To ensure your IT project is on track, and to prevent serious performance issues, you should evaluate the project at the end of each of the six project stages. Usually, the end of a stage is identified by the completion of a project deliverable. An evaluation process can help your team determine whether changes need to be made to the process or plan before moving to the next stage.

After working diligently to reach the end of each stage of the project, it is important for all team members to meet to discuss the negative and positive aspects encountered up to this point. The focus of this meeting is to evaluate the activities and variables for each particular stage in the current project's development.

For example, during the evaluation, the team may determine that the project scope has changed, the team has not been as productive as planned, or necessary tasks have been left out. These are all variables that can lead to missed deadlines.

During the evaluation of an IT project's development, it is essential to consider two main business activities. The two business activities that should be the focus of the project evaluation are described below.

1. Estimate schedule performance.
Processes that should work harmoniously together sometimes do not. Your team may find that these unforeseen circumstances can dramatically slow down development. You then have to stop and reevaluate the process. This can sometimes be very time consuming.

Your team can estimate schedule performance by comparing the schedule estimates with the actual work completed. A formula for measuring schedule efficiency is the schedule performance index (SPI).

SPI is the schedule efficiency ratio of earned value (EV) accomplished against planned value (PV). The formula is SPI = EV ÷ PV x 100. In this formula, EV answers the question, "How much work has actually been completed at this point?" PV answers the question, "How much work was scheduled to be completed by now?" To round the SPI, look at the digit to the right of the place to which you are rounding. If that digit is less than 5, round down (6.45 = 6). If that digit is equal to or more than 5, round up (6.51 = 7).

When analyzing SPI for a project, you must consider the results from the calculation. A result equal to 100 indicates that the project is performing as estimated. A result that is greater than 100 indicates that the project is performing ahead of estimates. A result of less than 100 indicates the project is behind estimates.

Managers prefer to see the schedule hit within an acceptable range, where 85 or 90 out of 100 is considered acceptable. When the result varies significantly below 100, risk analysis will be necessary.

2. Evaluate team member performance.
Another business activity to evaluate is team member performance. The wrap-up at each stage of the project is an ideal time to evaluate whether the team has met the goals of the project plan.
It's important to evaluate the performance of team members to ensure they meet completion dates for each task, as documented in the project plan.
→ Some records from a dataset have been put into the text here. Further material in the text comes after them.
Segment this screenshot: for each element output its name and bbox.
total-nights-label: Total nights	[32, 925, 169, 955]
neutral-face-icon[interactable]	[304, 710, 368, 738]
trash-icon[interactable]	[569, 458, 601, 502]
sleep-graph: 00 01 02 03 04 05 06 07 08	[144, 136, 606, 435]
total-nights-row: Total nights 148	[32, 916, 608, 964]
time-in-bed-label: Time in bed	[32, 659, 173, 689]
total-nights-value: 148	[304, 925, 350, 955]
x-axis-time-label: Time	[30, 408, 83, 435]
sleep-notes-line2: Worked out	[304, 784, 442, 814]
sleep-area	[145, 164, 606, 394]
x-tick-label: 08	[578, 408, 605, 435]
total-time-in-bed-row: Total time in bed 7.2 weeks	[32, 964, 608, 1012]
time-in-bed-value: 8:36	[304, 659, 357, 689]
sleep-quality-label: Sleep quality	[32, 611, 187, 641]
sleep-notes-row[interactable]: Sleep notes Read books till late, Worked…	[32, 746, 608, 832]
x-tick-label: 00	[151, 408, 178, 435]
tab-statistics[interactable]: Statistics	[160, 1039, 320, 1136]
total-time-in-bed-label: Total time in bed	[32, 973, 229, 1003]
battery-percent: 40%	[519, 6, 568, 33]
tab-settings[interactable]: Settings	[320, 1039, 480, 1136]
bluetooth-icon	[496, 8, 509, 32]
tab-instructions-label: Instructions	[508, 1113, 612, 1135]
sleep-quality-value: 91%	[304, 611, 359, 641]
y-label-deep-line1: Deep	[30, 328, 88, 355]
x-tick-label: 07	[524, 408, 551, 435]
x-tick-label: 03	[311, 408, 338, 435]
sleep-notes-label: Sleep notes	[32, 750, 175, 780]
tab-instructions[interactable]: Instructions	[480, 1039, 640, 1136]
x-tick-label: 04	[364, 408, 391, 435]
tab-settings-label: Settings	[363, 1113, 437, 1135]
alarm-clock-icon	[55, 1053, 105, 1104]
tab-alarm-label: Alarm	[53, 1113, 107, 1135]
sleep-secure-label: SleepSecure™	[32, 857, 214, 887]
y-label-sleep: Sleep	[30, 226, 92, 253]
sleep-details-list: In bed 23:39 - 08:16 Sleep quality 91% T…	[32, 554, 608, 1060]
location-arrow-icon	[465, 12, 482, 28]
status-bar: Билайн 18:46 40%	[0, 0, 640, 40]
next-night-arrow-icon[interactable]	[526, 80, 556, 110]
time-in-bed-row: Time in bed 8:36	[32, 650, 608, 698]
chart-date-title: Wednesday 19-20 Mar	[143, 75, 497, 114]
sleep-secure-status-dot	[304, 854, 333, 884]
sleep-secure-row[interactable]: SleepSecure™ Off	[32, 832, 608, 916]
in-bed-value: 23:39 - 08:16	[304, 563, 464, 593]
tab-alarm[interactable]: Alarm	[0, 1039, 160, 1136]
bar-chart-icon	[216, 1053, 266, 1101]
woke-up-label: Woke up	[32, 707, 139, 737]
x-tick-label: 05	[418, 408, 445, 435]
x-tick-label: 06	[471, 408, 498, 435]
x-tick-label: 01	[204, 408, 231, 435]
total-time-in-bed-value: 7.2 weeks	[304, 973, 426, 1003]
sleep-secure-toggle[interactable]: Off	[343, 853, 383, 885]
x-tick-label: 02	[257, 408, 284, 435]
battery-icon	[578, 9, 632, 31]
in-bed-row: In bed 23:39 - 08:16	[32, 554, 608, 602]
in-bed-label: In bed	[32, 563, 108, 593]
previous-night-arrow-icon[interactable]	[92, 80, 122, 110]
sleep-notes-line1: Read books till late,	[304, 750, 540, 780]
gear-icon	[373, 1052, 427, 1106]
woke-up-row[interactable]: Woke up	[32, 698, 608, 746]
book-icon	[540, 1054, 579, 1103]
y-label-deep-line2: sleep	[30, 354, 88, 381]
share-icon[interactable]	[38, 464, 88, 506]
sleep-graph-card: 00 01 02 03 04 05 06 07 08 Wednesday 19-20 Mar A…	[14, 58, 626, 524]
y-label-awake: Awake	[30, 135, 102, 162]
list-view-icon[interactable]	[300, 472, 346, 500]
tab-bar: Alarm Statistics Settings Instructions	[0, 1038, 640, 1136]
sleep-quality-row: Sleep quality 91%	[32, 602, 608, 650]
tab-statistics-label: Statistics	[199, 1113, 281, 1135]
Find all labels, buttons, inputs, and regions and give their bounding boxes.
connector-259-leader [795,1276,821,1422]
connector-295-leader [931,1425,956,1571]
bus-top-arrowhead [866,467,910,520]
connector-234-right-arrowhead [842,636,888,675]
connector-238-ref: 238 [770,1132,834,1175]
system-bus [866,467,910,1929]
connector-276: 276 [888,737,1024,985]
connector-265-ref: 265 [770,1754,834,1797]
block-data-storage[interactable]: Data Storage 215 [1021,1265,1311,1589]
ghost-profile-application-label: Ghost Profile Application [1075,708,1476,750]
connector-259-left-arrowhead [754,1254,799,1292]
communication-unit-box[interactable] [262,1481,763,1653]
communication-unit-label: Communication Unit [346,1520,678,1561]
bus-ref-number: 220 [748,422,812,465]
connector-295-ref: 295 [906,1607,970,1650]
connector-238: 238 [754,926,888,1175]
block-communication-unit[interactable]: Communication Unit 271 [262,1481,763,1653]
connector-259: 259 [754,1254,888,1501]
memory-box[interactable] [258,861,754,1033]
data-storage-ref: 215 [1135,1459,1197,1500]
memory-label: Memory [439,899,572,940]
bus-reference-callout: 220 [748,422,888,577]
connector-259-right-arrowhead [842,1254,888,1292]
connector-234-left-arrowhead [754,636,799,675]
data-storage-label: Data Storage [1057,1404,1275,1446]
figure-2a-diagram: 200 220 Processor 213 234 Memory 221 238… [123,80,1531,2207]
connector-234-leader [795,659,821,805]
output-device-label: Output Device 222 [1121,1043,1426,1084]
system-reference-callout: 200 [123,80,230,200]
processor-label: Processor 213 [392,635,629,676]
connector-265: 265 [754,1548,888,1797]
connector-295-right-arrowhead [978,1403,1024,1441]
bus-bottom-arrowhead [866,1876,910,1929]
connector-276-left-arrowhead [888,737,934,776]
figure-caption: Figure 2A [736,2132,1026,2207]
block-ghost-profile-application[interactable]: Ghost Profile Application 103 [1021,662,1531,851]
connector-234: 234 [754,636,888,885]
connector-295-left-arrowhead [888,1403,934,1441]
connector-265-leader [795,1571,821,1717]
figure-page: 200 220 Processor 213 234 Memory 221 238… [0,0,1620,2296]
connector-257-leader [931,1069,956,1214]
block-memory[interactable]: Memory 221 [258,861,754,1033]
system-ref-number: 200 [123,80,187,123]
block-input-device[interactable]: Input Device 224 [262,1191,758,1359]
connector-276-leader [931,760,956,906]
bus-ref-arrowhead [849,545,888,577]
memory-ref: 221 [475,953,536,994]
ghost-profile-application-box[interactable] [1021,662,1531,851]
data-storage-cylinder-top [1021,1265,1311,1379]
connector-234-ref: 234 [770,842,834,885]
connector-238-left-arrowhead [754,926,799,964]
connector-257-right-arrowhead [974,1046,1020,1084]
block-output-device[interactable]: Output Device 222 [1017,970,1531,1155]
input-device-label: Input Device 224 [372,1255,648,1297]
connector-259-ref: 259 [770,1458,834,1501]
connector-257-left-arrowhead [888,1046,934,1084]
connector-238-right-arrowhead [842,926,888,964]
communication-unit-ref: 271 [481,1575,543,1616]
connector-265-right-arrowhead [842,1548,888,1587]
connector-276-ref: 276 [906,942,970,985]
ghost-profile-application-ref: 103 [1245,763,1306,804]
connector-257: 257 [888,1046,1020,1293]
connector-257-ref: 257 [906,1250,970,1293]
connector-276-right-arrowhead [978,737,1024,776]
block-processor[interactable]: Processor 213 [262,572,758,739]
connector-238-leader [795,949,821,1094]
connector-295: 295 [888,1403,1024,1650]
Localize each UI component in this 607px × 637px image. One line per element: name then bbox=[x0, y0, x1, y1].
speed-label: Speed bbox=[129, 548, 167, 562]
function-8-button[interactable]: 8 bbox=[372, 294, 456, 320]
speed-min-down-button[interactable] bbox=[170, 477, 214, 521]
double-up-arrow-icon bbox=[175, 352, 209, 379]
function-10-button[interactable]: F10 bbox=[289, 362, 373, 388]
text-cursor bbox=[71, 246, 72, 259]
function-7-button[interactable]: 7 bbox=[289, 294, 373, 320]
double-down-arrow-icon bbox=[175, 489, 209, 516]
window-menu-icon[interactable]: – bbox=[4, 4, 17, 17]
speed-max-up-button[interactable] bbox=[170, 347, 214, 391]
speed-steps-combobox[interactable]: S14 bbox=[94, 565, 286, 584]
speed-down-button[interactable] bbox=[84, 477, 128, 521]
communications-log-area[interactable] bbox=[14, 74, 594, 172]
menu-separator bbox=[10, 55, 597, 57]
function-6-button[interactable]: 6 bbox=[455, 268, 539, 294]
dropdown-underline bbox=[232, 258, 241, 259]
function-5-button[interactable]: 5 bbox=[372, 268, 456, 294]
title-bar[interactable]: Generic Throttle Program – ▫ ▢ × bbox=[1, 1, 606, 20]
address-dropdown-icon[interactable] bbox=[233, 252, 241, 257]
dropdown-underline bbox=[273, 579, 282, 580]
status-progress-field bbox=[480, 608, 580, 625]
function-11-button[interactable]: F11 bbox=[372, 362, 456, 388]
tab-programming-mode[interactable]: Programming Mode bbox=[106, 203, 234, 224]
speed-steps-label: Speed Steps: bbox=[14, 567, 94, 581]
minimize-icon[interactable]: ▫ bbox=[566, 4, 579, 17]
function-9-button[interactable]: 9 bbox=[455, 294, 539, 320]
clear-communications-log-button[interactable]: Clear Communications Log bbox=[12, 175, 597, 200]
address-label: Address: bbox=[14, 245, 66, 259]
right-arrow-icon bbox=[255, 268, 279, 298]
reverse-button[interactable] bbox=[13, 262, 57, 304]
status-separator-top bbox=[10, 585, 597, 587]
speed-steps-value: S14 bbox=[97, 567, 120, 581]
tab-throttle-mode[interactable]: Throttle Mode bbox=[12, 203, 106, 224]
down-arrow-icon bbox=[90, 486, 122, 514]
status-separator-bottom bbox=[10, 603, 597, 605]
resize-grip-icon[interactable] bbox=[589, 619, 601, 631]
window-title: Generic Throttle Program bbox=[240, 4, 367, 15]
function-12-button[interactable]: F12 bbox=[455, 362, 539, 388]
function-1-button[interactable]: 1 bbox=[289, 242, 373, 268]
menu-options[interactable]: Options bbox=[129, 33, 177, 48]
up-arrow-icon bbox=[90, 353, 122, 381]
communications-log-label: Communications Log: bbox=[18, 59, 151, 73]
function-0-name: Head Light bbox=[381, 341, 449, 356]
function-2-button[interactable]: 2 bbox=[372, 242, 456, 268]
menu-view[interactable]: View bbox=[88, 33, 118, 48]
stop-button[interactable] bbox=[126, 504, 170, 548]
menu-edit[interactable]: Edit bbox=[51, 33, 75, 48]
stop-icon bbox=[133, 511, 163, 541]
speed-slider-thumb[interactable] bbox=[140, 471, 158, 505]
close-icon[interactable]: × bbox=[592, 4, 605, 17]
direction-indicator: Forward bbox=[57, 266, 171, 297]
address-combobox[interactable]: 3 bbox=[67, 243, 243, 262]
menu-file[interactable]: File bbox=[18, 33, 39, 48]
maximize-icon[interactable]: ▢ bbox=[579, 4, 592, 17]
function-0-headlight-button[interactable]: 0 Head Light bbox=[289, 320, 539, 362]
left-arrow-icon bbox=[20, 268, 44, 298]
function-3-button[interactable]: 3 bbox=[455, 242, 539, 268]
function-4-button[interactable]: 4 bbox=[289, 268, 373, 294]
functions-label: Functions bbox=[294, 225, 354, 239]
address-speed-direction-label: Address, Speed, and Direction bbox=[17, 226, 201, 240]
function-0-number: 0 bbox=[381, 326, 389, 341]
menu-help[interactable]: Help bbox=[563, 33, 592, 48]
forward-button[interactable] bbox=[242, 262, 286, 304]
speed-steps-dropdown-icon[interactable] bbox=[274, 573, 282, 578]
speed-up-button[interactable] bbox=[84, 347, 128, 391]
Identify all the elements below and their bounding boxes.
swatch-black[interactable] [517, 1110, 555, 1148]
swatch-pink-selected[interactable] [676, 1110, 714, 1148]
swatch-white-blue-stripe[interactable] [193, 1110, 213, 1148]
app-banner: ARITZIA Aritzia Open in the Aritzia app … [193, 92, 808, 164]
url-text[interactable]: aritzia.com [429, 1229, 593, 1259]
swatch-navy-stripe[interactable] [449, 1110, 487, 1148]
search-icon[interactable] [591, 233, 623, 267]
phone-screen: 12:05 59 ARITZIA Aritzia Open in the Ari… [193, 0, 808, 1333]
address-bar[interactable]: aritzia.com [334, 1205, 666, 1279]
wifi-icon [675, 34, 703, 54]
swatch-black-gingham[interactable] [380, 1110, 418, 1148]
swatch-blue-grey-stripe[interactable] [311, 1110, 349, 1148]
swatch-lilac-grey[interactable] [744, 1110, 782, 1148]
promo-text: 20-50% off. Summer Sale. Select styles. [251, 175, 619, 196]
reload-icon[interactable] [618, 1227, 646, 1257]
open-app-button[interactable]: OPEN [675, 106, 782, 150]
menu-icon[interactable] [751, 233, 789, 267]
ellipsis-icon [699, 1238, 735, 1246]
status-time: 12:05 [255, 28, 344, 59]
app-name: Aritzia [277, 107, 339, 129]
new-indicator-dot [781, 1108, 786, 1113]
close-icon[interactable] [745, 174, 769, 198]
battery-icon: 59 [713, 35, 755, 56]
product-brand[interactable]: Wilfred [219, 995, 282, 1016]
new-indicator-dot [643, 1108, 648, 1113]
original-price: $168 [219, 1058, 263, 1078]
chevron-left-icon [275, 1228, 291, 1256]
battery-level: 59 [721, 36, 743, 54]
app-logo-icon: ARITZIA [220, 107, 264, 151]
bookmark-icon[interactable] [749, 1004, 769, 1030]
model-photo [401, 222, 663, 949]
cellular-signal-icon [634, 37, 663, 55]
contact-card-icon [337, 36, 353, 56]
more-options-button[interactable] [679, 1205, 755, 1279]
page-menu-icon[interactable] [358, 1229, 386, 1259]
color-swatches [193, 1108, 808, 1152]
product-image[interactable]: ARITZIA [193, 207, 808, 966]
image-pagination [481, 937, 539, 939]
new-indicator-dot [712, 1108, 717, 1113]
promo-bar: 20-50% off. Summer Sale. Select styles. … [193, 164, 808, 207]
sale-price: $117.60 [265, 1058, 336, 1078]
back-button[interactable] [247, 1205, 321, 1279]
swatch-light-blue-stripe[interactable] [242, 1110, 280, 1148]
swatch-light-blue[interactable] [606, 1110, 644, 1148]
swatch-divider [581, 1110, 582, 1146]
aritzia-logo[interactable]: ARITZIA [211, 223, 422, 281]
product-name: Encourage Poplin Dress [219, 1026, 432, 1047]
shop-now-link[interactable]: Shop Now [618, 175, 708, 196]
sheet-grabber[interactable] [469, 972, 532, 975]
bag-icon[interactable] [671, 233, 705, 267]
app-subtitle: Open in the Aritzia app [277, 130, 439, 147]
Valuable time can be lost when even one member of the team does not meet individual goals. With each task set up to flow smoothly into another, a deviance from the established plan can cause major problems.

How can you determine whether team members have met project goals? You can establish a performance expectation for each task prior to beginning the project. The completion time for each task is normally estimated using an average work week of an eight-hour day and 40 hours. The equation you can use to determine completion time for a task is: number of estimated hours for completion ÷ 8-hour day = time allowance in days.

For example, if the task is estimated at 20 hours, then it should be completed in 2.5 days (20 ÷ 8 = 2.5) to be on schedule. If a task is estimated to take 2.5 days and it actually takes three days to complete, then the task has missed the deadline. If the task is completed in less than 2.5 days, it is ahead of schedule.

Do not underestimate the importance of evaluating your project's development. An evaluation at the end of each stage of your project can prevent serious performance issues as the project progresses.